Recent epidemiological evidence suggests that low-normal levels of serum IGF-I are associated with increased risk of acute myocardial infarction, ischemic heart disease, coronary and carotid artery atherosclerosis.
The IGF-I system is involved in the regulation of cardiovascular physiopathology: it has a physiological role in regulating glucose, protein and lipid metabolism, and in promoting proliferation, differentiation and migration of many cell types. GH and IGF-I receptors are expressed in cardiomyocytes and in endothelial cells; IGF-I immunoreactivity is reportedly increased in the inner layers of the left ventricle, where both tension and wall stress are high, and gradually decreases towards the epicardial surface. The IGF-I system displays direct effects on atherosclerosis: IGF-I stimulates vascular smooth muscle and endothelial cell proliferation, matrix synthesis, migration of monocytes into the arterial wall, uptake of modified LDL and release of proinflammatory cytokines by macrophages.

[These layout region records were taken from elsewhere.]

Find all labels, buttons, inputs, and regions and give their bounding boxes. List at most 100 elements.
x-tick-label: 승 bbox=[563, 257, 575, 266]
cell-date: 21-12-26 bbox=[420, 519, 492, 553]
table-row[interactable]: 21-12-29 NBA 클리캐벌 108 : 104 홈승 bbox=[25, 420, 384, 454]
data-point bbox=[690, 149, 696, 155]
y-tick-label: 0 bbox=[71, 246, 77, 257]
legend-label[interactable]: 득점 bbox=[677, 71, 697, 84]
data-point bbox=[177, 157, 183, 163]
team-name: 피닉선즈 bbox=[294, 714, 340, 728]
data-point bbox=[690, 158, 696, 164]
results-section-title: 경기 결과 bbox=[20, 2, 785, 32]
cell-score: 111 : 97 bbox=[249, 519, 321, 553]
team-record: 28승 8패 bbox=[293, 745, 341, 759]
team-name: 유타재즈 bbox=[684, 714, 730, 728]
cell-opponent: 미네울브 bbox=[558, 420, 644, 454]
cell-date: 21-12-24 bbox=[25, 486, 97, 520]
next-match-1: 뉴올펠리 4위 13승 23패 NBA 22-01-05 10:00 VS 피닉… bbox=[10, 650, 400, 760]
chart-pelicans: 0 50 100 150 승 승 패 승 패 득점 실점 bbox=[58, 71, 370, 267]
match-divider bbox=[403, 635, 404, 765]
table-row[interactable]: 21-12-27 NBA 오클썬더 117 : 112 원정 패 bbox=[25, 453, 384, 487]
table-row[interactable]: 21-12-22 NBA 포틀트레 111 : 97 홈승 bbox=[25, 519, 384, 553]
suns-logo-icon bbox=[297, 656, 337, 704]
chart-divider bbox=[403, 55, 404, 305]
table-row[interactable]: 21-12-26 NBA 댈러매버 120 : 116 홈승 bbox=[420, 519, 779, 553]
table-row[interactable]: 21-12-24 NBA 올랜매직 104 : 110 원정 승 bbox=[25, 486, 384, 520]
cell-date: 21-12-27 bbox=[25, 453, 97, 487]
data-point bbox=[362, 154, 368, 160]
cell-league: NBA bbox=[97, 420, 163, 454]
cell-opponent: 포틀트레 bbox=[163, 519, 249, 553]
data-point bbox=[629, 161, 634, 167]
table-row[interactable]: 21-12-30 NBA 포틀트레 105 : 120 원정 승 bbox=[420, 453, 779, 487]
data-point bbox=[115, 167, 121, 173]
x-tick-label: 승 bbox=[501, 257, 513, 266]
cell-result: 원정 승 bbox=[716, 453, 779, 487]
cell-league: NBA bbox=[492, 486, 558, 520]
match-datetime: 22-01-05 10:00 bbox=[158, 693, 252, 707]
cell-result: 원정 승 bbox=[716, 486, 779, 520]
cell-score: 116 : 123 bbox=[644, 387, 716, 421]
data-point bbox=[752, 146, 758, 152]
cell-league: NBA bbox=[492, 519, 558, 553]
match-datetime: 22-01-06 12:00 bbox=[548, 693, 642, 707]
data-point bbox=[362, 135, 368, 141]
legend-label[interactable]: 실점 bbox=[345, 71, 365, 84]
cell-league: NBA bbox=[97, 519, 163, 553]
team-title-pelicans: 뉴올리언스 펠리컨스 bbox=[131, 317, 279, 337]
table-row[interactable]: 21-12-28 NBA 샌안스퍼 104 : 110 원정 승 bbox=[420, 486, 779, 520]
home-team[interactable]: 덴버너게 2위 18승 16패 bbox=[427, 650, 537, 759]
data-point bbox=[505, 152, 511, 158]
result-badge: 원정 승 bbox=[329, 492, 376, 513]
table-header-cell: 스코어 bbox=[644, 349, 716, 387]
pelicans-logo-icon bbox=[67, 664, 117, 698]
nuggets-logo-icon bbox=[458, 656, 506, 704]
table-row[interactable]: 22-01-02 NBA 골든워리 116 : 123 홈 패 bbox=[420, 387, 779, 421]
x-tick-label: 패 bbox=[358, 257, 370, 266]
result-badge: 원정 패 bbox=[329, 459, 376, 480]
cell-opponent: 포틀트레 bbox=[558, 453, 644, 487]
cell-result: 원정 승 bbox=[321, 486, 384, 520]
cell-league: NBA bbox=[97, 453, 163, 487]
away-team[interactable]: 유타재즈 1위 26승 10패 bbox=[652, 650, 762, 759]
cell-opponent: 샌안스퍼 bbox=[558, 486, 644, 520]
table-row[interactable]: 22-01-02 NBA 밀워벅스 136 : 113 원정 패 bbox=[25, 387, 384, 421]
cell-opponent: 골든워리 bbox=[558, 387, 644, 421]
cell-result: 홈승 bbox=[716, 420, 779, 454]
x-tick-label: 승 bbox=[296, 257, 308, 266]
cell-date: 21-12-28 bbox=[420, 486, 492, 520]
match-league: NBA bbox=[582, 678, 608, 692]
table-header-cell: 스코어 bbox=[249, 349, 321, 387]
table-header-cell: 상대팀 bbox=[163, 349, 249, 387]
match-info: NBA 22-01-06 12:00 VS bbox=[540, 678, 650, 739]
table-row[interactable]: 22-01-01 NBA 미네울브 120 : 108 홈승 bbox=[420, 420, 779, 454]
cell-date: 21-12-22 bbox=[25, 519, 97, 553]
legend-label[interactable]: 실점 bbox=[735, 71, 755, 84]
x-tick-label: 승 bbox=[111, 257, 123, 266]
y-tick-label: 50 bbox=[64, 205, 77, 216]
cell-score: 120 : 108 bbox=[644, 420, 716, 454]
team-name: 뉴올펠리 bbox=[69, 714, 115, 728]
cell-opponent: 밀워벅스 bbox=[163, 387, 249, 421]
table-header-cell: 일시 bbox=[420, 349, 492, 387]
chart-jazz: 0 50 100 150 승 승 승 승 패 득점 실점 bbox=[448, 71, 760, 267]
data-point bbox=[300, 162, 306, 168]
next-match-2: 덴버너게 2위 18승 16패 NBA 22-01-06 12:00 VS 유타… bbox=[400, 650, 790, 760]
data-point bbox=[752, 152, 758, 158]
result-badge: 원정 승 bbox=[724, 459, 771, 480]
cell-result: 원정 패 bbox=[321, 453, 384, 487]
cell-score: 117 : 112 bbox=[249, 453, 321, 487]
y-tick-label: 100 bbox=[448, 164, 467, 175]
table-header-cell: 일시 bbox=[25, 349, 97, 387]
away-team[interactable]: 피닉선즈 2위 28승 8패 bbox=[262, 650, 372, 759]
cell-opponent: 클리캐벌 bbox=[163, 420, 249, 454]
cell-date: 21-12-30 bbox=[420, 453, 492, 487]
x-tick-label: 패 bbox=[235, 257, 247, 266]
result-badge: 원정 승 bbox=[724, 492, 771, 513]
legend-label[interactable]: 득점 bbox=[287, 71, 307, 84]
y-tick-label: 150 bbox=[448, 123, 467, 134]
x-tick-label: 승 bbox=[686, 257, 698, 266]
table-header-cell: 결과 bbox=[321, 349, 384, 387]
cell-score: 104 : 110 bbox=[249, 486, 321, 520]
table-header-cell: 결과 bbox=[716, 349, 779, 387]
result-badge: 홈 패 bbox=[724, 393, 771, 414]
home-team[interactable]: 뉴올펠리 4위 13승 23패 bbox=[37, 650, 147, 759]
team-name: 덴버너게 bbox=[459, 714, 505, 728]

Patients with either childhood or adulthood-onset GH deficiency have reduced cardiac mass, impaired diastolic filling and reduced left ventricular response at peak exercise, increased intima-media thickness and endothelial dysfunction. All these abnormalities can be reversed, at least partially, after GH replacement therapy. On the opposite, the chronic excess of GH and IGF-I in acromegaly leads to develop a specific cardiomyopathy. Concentric cardiac hypertrophy occurs in more than two thirds of the patients at diagnosis and is commonly associated to diastolic dysfunction. In later stages, impaired systolic function ending in heart failure can occur, if GH/IGF-I excess is not controlled. Additionally, the acromegalic cardiomyopathy is complicated with abnormalities of cardiac rhythm and of cardiac valves. Successful control of acromegaly is accompanied by decrease of left ventricular mass and improvement of cardiac function. Ageing and long disease duration are negative predictors of severity of the acromegalic cardiomyopathy.